Wow. Lots of psycho linguists around lately, huh? How about a change of pace? Think you guys can handle something not about Lord Chomsky?

Over the last one hundred years, paradigm shifts in the study of psychopathology have altered our conceptualization of attention deficit/hyperactivity disorder (ADHD), as a construct and as a diagnostic category. With few exceptions, it has generally been accepted that there is a brain-based neurological cause for the set of behaviors associated with ADHD. However, as technology has progressed and our understanding of the brain and central nervous system has improved, the nature of the neurological etiology for ADHD has changed dramatically. The diagnostic category itself has also undergone many changes as the field of psychopathology has changed.
In the 1920s, a disorder referred to as minimal brain dysfunction described the symptoms now associated with ADHD. Researchers thought that encephalitis caused some subtle neurological deficit that could not be medically detected. Encephalitis is an acute inflammation of the brain that can be caused by a bacterial infection, or as a complication of another disease such as rabies, syphilis, or lyme disease. Indeed, children presented in hospitals during an outbreak of encephalitis in the United States in 1917-1918 with a set of symptoms that would now be described within the construct of ADHD.
In the 1950s and 1960s, new descriptions of ADHD emerged due to the split between the neo-Kraepelinian biological psychiatrists and the Freudian psychodynamic theorists. The term hyperkinetic impulse disorder, used in the medical literature, referred to the impulsive behaviors associated with ADHD. At the same time, the Freudian psychodynamic researchers (who seem to have won the battle in the DSM-II) described a hyperkinetic reaction of childhood, in which unresolved childhood conflicts manifested in disruptive behavior. The term “hyperkinetic,” which appears in both diagnoses, describes the set of behaviors that would later be known as hyperactive – despite the fact that medical and psychological professionals were aware that there were many children who presented without hyperactivity. In either case, it was the presenting behavior that was the focus – which was implicit, given the behavioral paradigm that guided the field.
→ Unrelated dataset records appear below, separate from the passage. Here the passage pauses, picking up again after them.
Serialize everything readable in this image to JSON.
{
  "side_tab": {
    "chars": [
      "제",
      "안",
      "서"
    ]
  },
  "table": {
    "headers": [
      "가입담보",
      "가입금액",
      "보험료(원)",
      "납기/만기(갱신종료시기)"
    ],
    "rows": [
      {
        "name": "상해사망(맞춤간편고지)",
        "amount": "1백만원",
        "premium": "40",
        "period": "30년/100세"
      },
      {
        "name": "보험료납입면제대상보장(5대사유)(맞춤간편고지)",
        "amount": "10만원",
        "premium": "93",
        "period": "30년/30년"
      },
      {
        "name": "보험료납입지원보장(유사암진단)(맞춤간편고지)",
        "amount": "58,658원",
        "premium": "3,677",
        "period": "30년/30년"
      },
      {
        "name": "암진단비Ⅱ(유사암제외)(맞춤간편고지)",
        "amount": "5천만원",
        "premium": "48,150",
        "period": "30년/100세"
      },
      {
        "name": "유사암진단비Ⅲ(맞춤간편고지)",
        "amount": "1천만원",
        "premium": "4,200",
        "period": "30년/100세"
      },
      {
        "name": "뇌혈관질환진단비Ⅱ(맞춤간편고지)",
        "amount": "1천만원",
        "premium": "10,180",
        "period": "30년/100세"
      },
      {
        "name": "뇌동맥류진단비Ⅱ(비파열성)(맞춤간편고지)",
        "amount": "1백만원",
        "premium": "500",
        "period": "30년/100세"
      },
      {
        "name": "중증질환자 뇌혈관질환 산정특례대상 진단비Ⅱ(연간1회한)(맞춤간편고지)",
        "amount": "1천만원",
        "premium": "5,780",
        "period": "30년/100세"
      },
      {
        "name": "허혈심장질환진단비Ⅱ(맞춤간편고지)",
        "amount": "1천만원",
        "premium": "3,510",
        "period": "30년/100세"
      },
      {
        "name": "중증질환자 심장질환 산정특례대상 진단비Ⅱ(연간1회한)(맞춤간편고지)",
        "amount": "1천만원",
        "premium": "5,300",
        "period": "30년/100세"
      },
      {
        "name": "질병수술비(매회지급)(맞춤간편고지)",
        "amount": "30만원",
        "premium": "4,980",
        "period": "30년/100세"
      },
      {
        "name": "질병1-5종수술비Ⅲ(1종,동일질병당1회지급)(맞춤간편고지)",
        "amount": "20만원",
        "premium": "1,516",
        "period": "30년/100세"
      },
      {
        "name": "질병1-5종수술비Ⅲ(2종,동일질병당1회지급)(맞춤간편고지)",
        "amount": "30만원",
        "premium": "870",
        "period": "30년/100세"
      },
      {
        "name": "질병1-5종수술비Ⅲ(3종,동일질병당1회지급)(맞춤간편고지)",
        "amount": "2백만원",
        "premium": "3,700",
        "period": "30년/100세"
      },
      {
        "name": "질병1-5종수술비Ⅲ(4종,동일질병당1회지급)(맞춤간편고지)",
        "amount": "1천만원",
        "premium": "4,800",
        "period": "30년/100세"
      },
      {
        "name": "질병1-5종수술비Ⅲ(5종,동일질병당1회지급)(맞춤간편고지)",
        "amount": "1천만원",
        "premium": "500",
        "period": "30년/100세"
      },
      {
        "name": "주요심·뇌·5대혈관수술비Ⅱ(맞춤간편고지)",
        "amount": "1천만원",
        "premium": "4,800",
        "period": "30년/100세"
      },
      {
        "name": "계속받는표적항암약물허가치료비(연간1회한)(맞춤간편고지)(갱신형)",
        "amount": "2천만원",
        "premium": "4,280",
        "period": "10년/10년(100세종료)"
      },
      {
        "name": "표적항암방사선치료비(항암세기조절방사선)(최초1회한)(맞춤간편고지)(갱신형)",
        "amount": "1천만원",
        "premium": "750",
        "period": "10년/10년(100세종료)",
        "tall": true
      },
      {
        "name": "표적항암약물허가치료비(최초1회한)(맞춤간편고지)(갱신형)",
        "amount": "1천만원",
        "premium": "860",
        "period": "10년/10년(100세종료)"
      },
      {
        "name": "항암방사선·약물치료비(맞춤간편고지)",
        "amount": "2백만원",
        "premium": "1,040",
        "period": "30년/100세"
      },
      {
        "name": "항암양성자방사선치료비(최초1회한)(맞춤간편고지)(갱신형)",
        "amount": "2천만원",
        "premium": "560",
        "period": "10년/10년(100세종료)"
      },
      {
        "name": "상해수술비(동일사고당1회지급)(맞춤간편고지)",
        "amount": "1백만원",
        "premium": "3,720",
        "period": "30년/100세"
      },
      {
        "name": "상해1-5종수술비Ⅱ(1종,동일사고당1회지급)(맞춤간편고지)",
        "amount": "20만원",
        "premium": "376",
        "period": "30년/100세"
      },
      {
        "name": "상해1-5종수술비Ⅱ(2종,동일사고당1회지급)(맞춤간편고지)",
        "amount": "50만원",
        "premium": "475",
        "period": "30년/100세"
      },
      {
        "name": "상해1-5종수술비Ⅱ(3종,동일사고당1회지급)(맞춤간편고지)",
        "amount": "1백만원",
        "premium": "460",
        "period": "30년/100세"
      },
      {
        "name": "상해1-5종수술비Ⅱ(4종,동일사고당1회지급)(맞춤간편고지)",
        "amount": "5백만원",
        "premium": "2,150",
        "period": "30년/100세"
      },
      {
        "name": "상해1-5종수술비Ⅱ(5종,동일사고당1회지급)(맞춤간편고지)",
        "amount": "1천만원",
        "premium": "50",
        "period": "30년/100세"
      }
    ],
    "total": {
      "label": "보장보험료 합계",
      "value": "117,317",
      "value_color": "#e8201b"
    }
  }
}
When the cognitive paradigm became dominant, inattention became the focus of ADHD, and disorder was renamed attention deficit disorder (ADD). Two subtypes would later appear in the literature, which correspond to ADD with or without hyperactivity. The diagnostic nomenclature reflects the notion that the primary problem was an attentional (and thus, cognitive) one and not primarily behavioral. The attentional problems had to do with the ability to shift attention from one stimulus to another (something that Jonah Lehrer has called an attention-allocation disorder, since it isn’t really a deficit of attention). The hyperactivity symptoms were also reformulated as cognitive: connected with an executive processing deficit termed “freedom from distractibility.”
In DSM-IV, published in 1994, the subtypes were made standard and there wasn’t much change in the diagnostic criteria per se, but there were changes in the name of the disorder, which reflected changes in the literature in terms of the understanding of the etiology of the disorder. The term ADD did not hold up, and the disorder became known as ADHD, with three subtypes: ADHD with hyperactivity/impulsiveness, ADHD with inattention, and a combined subtype in which patients have both hyperactive and attention-related symptoms. Due to improved neuroimaging technology, these subtypes seem to reflect structural and functional abnormalities found in the frontal lobe, and in its connections with the basal ganglia and cerebellum.
The set of the symptoms associated with ADHD seem not to have changed much in the last one hundred years. However, paradigm shifts within the field of psychopathology have changed the way in which researchers understand the underlying causal factors, as well as which of the symptoms are thought to be primary.